Se o luto tem algumas fases, eu estou na transição da raiva para a aceitação. Já xingamos, lamentamos o calendário, pedimos a cabeça do técnico, criticamos jogadores e descemos a lenha na diretoria. Mas agora que o calendário aliviou, o técnico caiu, os jogadores mostraram o que teoricamente têm de melhor no momento e a diretoria já deu mostras de que não vai tomar outras atitudes, não sobra muito motivo para brigar. O que sobram são decepções. 

O jogo contra o Fluminense, segundo do returno, era ideal para iniciar uma sequência de resultados positivos. O time tricolor não vinha em fase boa e, com o elenco cheio de garotos, isso tende a pesar mais. O Galo, por sua vez, vinha da tão sonhada semana cheia de trabalho, com a tranquilidade de uma rara vitória em casa. Entretanto, se a promessa era de um time já com a cara de Micale, seria essa cara a mesma de Valdívia, poko lindo? Valdívia que foi um dos únicos que salvou, inclusive, entrando bem no segundo tempo, marcando um gol e mandando a bola na trave em outra oportunidade.

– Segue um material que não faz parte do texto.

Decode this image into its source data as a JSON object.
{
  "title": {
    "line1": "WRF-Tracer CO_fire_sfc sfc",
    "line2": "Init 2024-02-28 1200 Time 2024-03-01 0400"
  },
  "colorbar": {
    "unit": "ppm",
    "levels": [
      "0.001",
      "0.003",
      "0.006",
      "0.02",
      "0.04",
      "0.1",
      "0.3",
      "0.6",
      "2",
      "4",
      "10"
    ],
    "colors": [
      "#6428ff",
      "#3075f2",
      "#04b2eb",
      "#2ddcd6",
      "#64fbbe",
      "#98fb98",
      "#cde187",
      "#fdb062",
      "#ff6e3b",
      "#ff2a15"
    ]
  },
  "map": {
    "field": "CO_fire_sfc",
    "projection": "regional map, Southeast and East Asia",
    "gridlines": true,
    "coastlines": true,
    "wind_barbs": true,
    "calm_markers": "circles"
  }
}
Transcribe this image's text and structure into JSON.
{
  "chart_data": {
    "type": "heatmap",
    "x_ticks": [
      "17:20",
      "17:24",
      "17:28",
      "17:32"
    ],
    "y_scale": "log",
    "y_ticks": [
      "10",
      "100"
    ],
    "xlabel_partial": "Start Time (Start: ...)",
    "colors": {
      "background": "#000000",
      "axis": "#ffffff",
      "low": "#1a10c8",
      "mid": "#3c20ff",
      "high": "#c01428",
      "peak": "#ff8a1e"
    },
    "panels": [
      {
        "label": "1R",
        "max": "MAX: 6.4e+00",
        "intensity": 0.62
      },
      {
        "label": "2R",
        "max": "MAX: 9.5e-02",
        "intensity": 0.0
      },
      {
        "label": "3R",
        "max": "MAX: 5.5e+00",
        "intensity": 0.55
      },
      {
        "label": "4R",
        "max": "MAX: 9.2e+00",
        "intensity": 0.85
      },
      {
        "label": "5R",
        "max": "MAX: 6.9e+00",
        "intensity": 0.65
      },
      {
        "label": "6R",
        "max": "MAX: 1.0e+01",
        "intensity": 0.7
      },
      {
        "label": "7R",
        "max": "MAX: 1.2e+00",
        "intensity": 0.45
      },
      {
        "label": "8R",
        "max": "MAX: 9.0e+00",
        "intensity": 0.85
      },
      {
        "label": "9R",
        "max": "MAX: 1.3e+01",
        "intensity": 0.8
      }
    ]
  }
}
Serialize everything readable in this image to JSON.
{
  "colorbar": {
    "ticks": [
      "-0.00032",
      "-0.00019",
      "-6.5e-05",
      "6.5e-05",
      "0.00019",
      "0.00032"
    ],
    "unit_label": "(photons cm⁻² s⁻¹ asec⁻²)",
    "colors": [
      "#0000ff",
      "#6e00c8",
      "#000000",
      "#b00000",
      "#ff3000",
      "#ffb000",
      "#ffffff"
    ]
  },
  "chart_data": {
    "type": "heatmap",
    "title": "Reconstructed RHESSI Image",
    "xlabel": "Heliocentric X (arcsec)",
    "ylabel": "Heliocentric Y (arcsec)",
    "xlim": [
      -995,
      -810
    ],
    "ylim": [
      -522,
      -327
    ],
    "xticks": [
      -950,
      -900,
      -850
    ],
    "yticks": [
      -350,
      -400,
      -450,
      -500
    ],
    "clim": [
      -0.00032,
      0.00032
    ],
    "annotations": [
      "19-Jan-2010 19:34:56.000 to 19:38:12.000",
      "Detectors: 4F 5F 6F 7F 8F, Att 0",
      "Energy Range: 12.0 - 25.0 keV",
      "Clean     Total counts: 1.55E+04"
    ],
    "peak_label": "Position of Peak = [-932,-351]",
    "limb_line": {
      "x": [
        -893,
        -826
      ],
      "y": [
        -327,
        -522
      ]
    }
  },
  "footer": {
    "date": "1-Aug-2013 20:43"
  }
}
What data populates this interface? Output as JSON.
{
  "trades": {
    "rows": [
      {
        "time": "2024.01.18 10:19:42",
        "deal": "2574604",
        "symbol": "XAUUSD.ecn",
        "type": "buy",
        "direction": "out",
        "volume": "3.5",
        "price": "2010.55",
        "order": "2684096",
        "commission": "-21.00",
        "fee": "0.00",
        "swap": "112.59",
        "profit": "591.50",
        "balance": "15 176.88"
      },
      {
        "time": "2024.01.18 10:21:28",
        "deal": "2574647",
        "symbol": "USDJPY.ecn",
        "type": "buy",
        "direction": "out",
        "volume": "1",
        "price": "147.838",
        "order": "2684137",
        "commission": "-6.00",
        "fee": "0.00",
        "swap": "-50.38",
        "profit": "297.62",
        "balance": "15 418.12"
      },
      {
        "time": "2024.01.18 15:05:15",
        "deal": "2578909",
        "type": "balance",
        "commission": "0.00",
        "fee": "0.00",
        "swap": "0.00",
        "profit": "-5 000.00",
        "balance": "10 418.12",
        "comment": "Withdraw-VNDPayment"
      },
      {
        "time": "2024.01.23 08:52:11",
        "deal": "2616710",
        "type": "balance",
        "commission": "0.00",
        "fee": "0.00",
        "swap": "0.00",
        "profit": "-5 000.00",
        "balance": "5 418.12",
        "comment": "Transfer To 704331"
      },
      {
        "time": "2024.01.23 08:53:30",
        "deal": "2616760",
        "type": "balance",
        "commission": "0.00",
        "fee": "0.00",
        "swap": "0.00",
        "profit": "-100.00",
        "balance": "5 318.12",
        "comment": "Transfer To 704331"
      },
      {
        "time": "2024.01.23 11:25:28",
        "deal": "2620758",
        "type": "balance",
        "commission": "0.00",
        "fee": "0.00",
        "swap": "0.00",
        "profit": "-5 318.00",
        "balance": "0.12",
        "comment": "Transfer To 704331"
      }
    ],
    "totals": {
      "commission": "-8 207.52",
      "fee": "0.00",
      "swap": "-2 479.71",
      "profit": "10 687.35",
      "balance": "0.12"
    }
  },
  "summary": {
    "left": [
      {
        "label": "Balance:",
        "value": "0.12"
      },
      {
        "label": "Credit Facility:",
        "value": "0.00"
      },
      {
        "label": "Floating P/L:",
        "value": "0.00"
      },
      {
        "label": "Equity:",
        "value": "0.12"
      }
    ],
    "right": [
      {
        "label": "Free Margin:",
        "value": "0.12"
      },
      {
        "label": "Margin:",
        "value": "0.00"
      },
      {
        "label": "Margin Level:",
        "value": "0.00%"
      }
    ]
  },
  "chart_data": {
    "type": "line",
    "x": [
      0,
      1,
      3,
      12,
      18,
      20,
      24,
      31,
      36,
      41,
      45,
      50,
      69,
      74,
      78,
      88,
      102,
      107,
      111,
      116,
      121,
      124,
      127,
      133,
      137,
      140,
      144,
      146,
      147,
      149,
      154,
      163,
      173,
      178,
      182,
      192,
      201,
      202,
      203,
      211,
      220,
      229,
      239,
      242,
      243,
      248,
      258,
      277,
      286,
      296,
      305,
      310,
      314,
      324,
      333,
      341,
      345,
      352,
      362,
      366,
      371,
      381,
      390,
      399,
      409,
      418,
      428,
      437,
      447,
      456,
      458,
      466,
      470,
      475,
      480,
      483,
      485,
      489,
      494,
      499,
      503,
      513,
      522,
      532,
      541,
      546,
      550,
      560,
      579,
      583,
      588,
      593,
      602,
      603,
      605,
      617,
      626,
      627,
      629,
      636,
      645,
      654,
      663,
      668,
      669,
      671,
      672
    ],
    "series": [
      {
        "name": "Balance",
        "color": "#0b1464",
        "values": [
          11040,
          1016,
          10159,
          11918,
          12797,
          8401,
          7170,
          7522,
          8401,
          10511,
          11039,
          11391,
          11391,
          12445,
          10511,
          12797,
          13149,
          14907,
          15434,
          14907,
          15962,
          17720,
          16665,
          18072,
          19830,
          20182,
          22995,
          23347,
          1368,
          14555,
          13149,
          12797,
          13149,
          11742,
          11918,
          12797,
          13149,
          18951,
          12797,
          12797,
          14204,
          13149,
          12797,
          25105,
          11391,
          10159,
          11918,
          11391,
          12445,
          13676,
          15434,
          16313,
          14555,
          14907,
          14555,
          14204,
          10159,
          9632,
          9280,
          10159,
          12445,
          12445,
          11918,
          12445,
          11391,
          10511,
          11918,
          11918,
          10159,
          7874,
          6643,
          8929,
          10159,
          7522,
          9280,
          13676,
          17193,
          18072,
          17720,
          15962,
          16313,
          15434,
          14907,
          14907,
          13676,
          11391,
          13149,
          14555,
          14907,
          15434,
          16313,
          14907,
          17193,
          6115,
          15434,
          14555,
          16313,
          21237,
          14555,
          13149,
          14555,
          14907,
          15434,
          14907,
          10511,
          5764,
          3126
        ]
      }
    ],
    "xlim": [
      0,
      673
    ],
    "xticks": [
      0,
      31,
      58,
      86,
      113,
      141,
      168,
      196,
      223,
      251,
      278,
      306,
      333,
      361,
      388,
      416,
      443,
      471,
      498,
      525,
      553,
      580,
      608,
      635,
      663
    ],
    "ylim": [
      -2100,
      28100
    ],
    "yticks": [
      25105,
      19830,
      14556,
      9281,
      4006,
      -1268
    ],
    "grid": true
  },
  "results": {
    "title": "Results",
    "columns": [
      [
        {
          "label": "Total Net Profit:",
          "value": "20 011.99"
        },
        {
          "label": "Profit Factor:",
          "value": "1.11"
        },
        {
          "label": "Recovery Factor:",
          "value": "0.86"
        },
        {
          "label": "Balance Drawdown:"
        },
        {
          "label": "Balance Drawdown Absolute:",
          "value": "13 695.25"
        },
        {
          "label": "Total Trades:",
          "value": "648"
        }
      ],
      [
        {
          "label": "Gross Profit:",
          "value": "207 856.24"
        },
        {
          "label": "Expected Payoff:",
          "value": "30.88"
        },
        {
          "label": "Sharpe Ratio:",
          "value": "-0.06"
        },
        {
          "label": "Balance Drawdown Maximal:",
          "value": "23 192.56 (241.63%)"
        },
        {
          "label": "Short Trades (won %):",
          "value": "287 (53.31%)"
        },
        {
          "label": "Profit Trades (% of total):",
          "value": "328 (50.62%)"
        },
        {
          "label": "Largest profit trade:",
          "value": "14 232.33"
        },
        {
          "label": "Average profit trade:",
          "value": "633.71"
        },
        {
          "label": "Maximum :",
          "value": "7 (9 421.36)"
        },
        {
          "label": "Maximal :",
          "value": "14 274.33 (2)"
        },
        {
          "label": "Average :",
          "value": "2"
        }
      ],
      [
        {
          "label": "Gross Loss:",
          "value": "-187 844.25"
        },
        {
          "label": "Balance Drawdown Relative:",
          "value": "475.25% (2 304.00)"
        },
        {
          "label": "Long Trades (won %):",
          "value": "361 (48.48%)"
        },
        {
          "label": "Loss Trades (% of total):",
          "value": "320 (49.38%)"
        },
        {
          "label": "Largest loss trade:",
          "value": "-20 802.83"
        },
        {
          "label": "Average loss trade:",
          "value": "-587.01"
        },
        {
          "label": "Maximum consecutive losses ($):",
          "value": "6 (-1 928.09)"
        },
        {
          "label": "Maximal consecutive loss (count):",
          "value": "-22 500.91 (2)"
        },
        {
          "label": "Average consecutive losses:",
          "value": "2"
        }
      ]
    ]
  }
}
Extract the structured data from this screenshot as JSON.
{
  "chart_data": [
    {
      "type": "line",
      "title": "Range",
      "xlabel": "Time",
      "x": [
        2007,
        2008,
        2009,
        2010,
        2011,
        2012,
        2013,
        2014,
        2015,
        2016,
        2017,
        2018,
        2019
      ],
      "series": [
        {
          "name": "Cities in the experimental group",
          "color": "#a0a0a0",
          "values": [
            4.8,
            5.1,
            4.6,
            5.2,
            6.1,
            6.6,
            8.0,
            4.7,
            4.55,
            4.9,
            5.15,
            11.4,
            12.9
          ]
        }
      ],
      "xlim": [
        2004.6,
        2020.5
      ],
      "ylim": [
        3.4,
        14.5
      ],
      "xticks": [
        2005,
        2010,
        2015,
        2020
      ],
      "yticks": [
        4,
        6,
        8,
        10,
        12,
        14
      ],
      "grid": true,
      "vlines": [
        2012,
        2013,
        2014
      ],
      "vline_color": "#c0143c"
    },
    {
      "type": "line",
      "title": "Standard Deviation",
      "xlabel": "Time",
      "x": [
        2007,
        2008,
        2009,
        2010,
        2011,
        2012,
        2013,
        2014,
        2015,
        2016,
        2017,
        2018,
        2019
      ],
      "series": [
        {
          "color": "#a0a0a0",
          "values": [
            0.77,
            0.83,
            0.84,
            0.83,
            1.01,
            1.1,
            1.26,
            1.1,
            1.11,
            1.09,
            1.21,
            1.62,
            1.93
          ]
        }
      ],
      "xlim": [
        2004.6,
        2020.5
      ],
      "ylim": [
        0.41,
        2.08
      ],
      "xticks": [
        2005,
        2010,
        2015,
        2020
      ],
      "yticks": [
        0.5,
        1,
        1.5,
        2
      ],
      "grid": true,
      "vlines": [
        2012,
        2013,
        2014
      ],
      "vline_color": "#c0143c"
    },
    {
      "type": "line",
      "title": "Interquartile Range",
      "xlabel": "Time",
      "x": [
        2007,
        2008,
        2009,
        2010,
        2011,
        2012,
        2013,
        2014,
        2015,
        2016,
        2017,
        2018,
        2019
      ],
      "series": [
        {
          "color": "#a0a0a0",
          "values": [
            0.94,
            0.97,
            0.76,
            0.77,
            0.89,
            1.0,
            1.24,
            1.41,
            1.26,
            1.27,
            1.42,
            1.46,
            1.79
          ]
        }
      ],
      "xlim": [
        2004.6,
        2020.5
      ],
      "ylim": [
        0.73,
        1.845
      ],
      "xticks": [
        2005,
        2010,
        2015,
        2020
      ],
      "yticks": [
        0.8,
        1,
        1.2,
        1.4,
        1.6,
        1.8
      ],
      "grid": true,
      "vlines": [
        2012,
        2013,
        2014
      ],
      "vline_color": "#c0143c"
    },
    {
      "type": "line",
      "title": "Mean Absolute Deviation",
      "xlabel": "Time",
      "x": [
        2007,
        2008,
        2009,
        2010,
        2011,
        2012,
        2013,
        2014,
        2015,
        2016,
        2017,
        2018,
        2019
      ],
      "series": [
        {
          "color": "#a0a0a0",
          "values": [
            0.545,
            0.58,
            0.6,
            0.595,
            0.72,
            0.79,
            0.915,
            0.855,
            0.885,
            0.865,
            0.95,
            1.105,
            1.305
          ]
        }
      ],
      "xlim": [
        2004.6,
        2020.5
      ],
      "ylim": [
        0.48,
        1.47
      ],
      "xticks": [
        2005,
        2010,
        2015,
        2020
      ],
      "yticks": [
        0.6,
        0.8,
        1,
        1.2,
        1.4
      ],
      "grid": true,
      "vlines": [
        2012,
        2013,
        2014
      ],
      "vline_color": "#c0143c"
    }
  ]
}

O primeiro tempo mostrou uma proposta mais conservadora do Galo, fechando os espaços na defesa, no esquema 4-1-4-1. Funcionou por pouco tempo. O Fluminense precisou rifar a bola algumas vezes, até entender que o volante-chave do esquema era o limitado Roger Bernardo e que os meias não fariam a recomposição em todos os momentos.  Quando decidiu colocar a bola no chão, criou cinco oportunidades que obrigaram Victor a fazer seu papel de santo. Até que em um cruzamento, deixaram o centroavante, artilheiro do campeonato, cabecear sozinho em jogada de escanteio e abrir o placar para os donos da casa. Pelo lado alvinegro, apenas uma jogada foi criada e o time não conseguiu manter a posse de bola, com Cazares isolado na esquerda e Elias, mais uma vez, inoperante pelo meio. 

No segundo tempo, sem Micale no banco por expulsão, Valdívia substituiu o fraco Roger Bernardo e deu mais mobilidade no meio. Cazares finalmente foi deslocado para a posição em que rende mais e foi numa tabela entre os dois jogadores que veio o empate. Fred também entrou em campo, mas apenas pra mostrar sua maturidade do alto de seus 33 anos, ao tomar um cartão amarelo infantil e ficar fora da próxima partida, e Robinho, faltando cinco minutos, não sei com qual objetivo. Com um posicionamento na marcação no mínimo peculiar, o Galo tomou mais um gol de Henrique Dourado. No lance, Rocha e Luan eram os responsáveis pela marcação do atacante, o que me faz questionar se seria melhor arrumar outra competição para disputarmos, apenas para que o time não piore mais com as tais semanas cheias. 

O Galo, nesse momento, é o 13º colocado, a três pontos da zona de rebaixamento. Alguns dirão que podemos optar por ver o copo meio cheio, já que estamos a seis pontos do G6. Pessoal, se vocês conseguem ser otimistas a ponto de ver esse jogo de hoje e acreditar em G6, eu não sei se tenho admiração ou só preocupação com sua saúde mental. Eu, particularmente, estou acendendo uma vela para que a queda de Cuca no Palmeiras aconteça o mais rápido possível. Quem sabe assim não reeditamos 2011, nos livrando do rebaixamento e iniciando uma nova fase promissora, como fizemos em 2012.